The answer is probably no, considering the rest of the team’s players led the campaign to oust these guys from the active roster. That makes it more likely than ever the two (or at least one) are traded before the Aug. 31 deadline.
However, we can pump the brakes on an Indians-Yankees blockbuster traded involving Clevinger and Lindor. Why? Well, there are a number of reasons.
One is that the Indians are still very much in contention and have no reason to get rid of Lindor at the moment when they have a legitimate chance to win the World Series in a shortened season (it’d be their first since 1948!). They’re better off saving such a deal for the offseason when they have a clearer picture of how to assess the roster.
Plus, though there’s been speculation about Lindor to the Yankees, the move is a complicated one. What happens to the infield? We’re giving up on Gleyber Torres as the future shortstop? Where do we move DJ LeMahieu? Gio Urshela? Luke Voit? How does Brian Cashman pay Aaron Judge?
Though acquiring the superstar sounds great in theory, there are countless other factors that involve fixing something that’s very much not broken in New York (aside from, well, maybe Torres’ defense).

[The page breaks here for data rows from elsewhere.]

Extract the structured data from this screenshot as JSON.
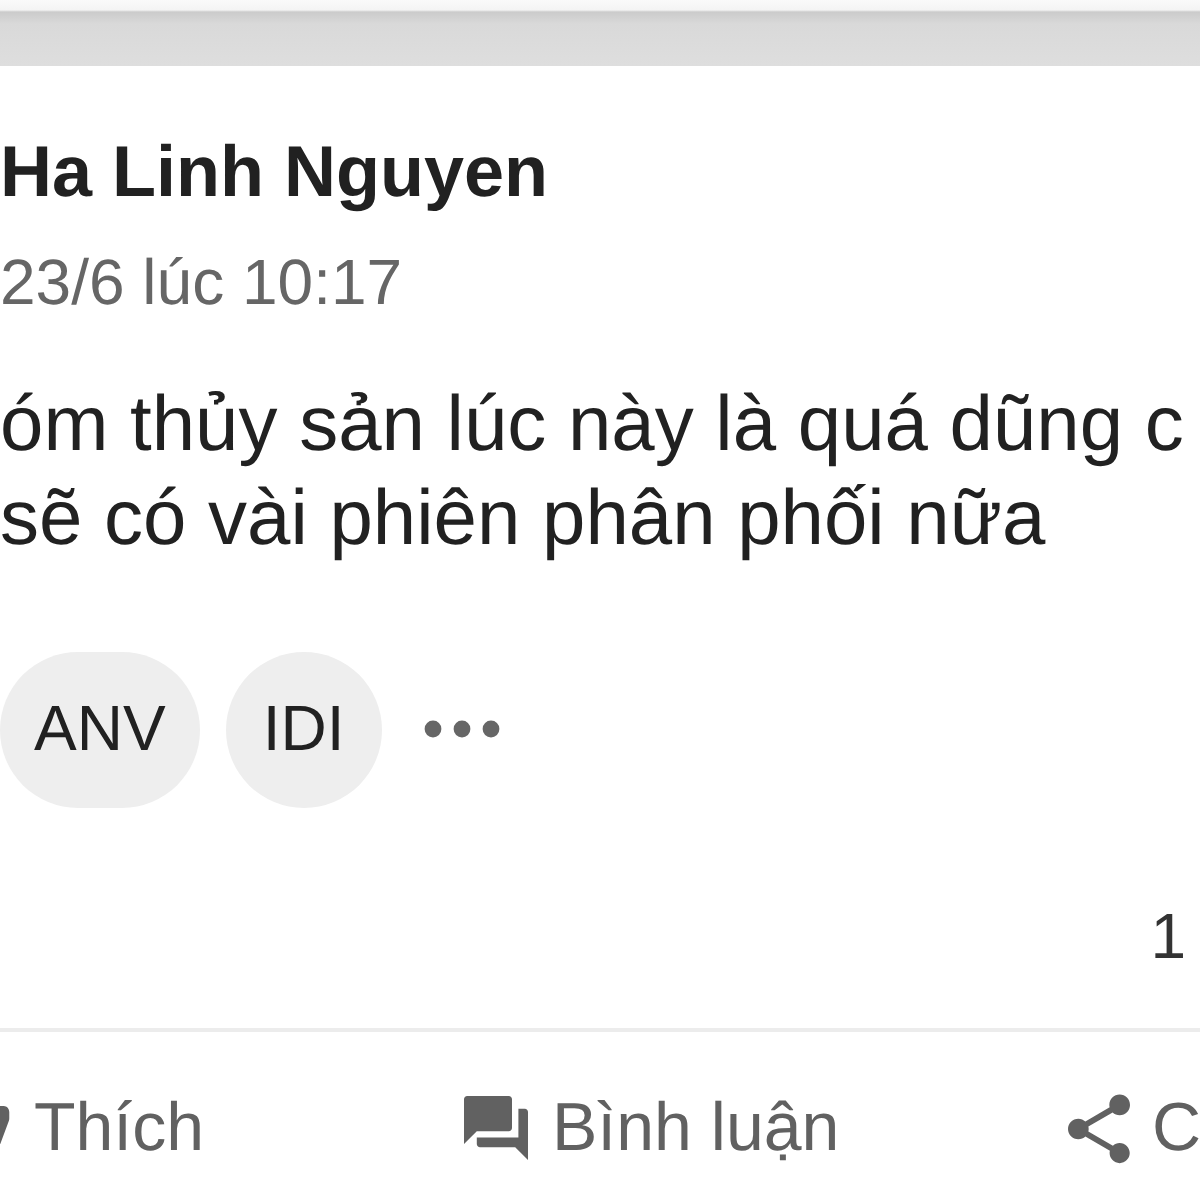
{
  "post": {
    "author": "Ha Linh Nguyen",
    "timestamp": "23/6 lúc 10:17",
    "body_lines": [
      "óm thủy sản lúc này là quá dũng c",
      "sẽ có vài phiên phân phối nữa"
    ],
    "tags": [
      {
        "label": "ANV"
      },
      {
        "label": "IDI"
      }
    ],
    "count": "1"
  },
  "actions": [
    {
      "kind": "like",
      "label": "Thích"
    },
    {
      "kind": "comment",
      "label": "Bình luận"
    },
    {
      "kind": "share",
      "label": "C"
    }
  ]
}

As for Clevinger, if the Indians’ asking price is that high, then the Yankees should bow out before even getting further into the talks. Not only has Clevinger been an off-the-field distraction when it comes to being outspoken against the Houston Astros (among other topics) and then breaking league protocols, do we think he’ll willingly, without a problem, cut his hair and shave his facial hair to join the Yanks?
The Yankees don’t need another walking headline after the injuries they’ve dealt with the last couple of seasons combined with the troubling domestic violence incidents surrounding Aroldis Chapman and Domingo German.
And with all due respect to Clevinger, though he owns an impressive 3.20 ERA in 100 games (87 starts) since debuting in 2016, he’s only made 30 or more starts once, has largely gotten knocked around in the playoffs aside from one start against the Astros in 2018, and is only under club control for two more seasons after 2020. Yes, two more years is certainly good, but giving up a guy like Frazier, who is locked in through 2024, plus a valuable utility guy in Estrada AND two more pitchers is just excessive. It’s obvious that acquiring Clevinger won’t be cheap — and nobody’s asking for that — but paying a prohibitive price is out of the question when there are other options with less baggage out there.
How much more will the Yanks have to surrender with Lindor in the mix? At that point, it’s sacrificing much more than the foreseeable future. Would the Yankees and their fans be able to cope with that? Trading the farm system for multiple World Series is never a bad move, but this far from guarantees the Yankees anything — AND they’ll have to pay a ton to keep Lindor around.